Peut-on expliquer le succès d’une sympathie pour des théories du complot ?


Johan Leman, 18 novembre 2022

Ces dernières semaines, j’ai fait l’effort d’écouter une dizaine de personnes qui défendent ou sympathisent avec des théories du complot. J’ai aussi essayé de comprendre comment ils en sont arrivés à cette sympathie pour le complot. Ce que j’ai fait n’est pas une recherche scientifique. Prenez-le donc avec un gros grain de sel, mais peut-être y a-t-il quelque chose là-dedans quand même…..

La première chose qui m’a frappée, c’est que la religion n’intervient près d’aucun d’entre eux. Ce qui compte, c’est qu’ils attribuent aux médias sociaux une autorité et une crédibilité au moins équivalentes à celles des médias traditionnels. Ils invoquent ici deux arguments : les médias grand public sont payés par des personnes fortunées ou par des autorités politiques, et sur les médias sociaux, ils voient que certains académiques, ou supposés tels, défendent finalement aussi leur théorie du complot. À leurs yeux, le fait que les experts qui défendent leur théorie du complot soient marginaux témoigne de leur crédibilité. Après tout, « la plupart des experts sont payés par le gouvernement et l’establishment », “et vous voyez toujours les mêmes qui reviennent, qui ont l’air bien pour le gouvernement et bien dans les médias” (sic). Appliqué aux vaccins Corona, par exemple, quelqu’un dira que tout le monde devrait sûrement savoir que l’un des promoteurs de ces vaccins est quelqu’un qui a déclaré il y a quelques années que nous sommes 15% de trop à vivre dans ce monde. “Mais ces experts gouvernementaux ne le mentionnent jamais,” me déclare cet informateur complottiste.
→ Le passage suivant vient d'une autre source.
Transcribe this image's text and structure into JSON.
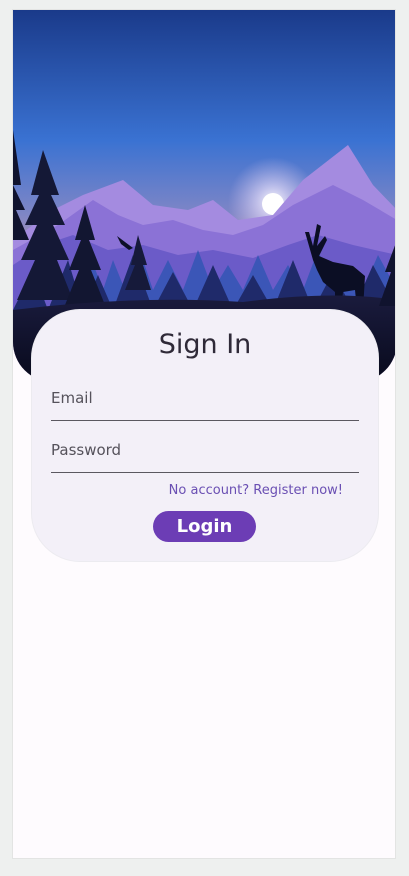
{
  "signin": {
    "title": "Sign In",
    "email_label": "Email",
    "password_label": "Password",
    "register_link": "No account? Register now!",
    "login_button": "Login"
  },
  "colors": {
    "accent": "#6c3db5",
    "link": "#6a4fb3",
    "card_bg": "#f3f0f8",
    "page_bg": "#fefbfe"
  }
}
Deux d’entre eux suggèrent – en passant – un possible lien avec du « capital juif ». En d’autres termes… dans quelques cas – heureusement pas une majorité – l’antivax et l’antisémitisme pourraient ne pas être si éloignés l’un de l’autre. En outre, chacun de mes conspirationnistes a quelque part une ou deux ‘phrases à leurs yeux contestables’ que quelqu’un ‘de l’autre côté’ aurait prononcées à un moment donné, qu’elles soient vraies ou fausses. Mais ces phrases compromettent le « main stream thinking».

Ce qui est très clair, c’est que le manque de confiance dans ce qui est considéré comme l’establishment joue un rôle énorme parmi les 10 personnes conspirationnistes auxquelles j’ai parlé. Et puis ils font référence par exemple à des gens comme Blair ou Bush et ce qu’ils racontaient avant la première guerre du Golfe, bref… à toutes les erreurs possibles qui ont pu se produire dans la communication officielle.

Ma conclusion serait : Autorités publiques, soyez prudents dans vos communications. De préférence, le moins d’erreurs possible. Académiques, soyez également prudents dans vos relations avec les autorités publiques. Médias, ne vous facilitez pas trop la tâche… et veillez à varier vos propositions d’experts. Cela ne veut pas dire qu’il faut donner plus de place à des complottistes, mais peut-être plus de variation parmi les experts. Je sais, il n’y a que 24 heures dans une journée et il est compréhensible que les médias préfèrent travailler avec des valeurs fixes et des gens qui présentent bien… et cela permet même probablement de booster le nombre de followers… mais il y a probablement un prix à payer dont profitent les défendeurs des théories de complot en agissant ainsi, surtout si les gens commencent à douter que tout ce que disent les experts soit vrai… et en ratrappent un sur une petite erreur. Ils se rabattent alors sur les médias sociaux. Mais encore une fois, je ne me base pas sur des recherches scientifiques, juste sur des conversations approfondies avec une dizaine de conspirationnistes.